Some have described this book as uneven, and I’m not sure whether I agree: I did inhale it in the space of four hours or so, which is unusually quick for me. There are stories that stick out in my mind more, and some that stick out less — a few, I had to flip to the beginning to recall. There were certainly stories that made me uncomfortable, such as “Wisdom of the Skin” and “Fucking Justice” — both of which involve some unsettling sexual themes.

(And indeed, the whole book seems to be more sexually themed than Morrow’s earlier works; not a complaint, just an observation — sex seems to up a lot more here than in some of his other books I’ve read.)

But I don’t think being discomfited by fiction is really a bad thing… indeed, sometimes it’s interesting to see where your comfort zones lie, and to ask yourself why. I’ve seen people issue warnings about internet postings, labeling them with “trigger warnings” and I’m not comfortable with the idea we need to have disclaimers about potential comfort zone violations in stories. “Fucking Justice” probably pushes the farthest, and I would rather not ruin it by saying how it does so, except to ponder about the ethics of satire. It seems to me I’m willing to read on as Morrow’s characters (major and minor, unnamed ones too) suffer all kinds of horrible fates, in a way I wouldn’t be if someone less funny and less sharp-wittedly right about the world were writing them.

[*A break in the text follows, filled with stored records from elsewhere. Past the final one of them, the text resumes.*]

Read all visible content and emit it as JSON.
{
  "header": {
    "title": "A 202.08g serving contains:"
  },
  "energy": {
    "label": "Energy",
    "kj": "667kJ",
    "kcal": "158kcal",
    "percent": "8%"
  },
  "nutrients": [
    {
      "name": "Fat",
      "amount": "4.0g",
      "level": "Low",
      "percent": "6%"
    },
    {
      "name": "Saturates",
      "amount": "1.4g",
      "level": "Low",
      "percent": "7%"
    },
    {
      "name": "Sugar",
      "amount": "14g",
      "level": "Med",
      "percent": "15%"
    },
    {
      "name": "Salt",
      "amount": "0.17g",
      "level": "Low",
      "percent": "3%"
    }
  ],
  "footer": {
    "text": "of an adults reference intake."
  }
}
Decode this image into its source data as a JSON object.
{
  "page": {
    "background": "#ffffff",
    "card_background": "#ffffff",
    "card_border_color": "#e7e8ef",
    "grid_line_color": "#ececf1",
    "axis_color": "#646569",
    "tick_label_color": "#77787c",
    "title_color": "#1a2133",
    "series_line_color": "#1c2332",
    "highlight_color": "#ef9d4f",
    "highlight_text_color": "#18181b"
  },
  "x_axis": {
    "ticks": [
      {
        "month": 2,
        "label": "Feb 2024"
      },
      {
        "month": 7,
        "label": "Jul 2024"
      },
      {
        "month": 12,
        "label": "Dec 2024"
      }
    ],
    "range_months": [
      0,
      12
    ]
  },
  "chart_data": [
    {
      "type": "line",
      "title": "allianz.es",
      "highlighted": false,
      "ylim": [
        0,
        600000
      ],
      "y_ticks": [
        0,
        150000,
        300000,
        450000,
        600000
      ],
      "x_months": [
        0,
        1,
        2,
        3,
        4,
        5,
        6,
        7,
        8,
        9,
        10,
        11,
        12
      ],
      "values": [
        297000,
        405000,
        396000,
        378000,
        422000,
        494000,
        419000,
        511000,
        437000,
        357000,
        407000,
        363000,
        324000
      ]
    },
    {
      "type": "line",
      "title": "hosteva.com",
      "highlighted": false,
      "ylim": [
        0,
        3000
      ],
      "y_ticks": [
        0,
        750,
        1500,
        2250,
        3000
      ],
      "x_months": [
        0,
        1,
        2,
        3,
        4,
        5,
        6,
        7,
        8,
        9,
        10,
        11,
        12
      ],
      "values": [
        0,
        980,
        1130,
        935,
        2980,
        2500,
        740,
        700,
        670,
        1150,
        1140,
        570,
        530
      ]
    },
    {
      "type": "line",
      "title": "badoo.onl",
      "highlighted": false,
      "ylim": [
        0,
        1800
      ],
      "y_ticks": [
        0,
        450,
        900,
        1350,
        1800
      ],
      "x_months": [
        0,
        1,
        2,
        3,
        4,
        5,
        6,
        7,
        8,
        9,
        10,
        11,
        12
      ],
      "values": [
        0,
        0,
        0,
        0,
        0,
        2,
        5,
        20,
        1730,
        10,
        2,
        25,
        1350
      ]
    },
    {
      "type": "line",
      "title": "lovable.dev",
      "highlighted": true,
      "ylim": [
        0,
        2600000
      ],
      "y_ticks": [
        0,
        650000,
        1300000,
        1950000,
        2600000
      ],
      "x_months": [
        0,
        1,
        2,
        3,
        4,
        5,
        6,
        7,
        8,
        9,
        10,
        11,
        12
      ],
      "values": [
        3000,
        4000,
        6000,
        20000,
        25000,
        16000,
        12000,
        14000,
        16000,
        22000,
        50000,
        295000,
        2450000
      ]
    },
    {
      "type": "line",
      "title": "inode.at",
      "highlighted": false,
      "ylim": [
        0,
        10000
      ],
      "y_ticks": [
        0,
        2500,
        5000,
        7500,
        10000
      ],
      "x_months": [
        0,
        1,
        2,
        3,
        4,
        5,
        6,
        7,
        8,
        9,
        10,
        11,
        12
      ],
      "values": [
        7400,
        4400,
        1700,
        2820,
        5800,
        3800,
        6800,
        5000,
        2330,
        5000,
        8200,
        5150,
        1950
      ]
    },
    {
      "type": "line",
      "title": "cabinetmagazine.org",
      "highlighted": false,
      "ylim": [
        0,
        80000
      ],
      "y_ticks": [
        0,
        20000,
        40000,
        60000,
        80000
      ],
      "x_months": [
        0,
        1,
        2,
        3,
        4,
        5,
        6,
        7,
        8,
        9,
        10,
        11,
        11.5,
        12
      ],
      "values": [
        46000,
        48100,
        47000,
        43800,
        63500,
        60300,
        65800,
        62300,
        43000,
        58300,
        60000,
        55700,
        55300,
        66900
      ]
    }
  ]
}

I think the story that strikes me the hardest, at this moment, is “Isabella of Castile Answers Her Mail” — a tale that slashes apart the silliness of the idea that America’s founding by religionists ought to have any bearing on its present state. (As well as slashing apart the idea that the Age of Exploration, and the Age of Enslaving Vast Numbers of Non-Whites and Claiming their Lands for Europe, was really a religious enterprise.) What happens when Christopher Columbus, sailing for the Far East in 1492, arrives in modern-day New York City, and begins interacting with the natives? It’s not just your standard time-travel gags about how much he misunderstands at the core of this story — it’s also, more eerily, about how much he does understand and gets right.

One could say the same of Morrow himself, which is why I keep coming back to his work, albeit one book at a time. But the next will have to be sooner, sooner… and so many options await.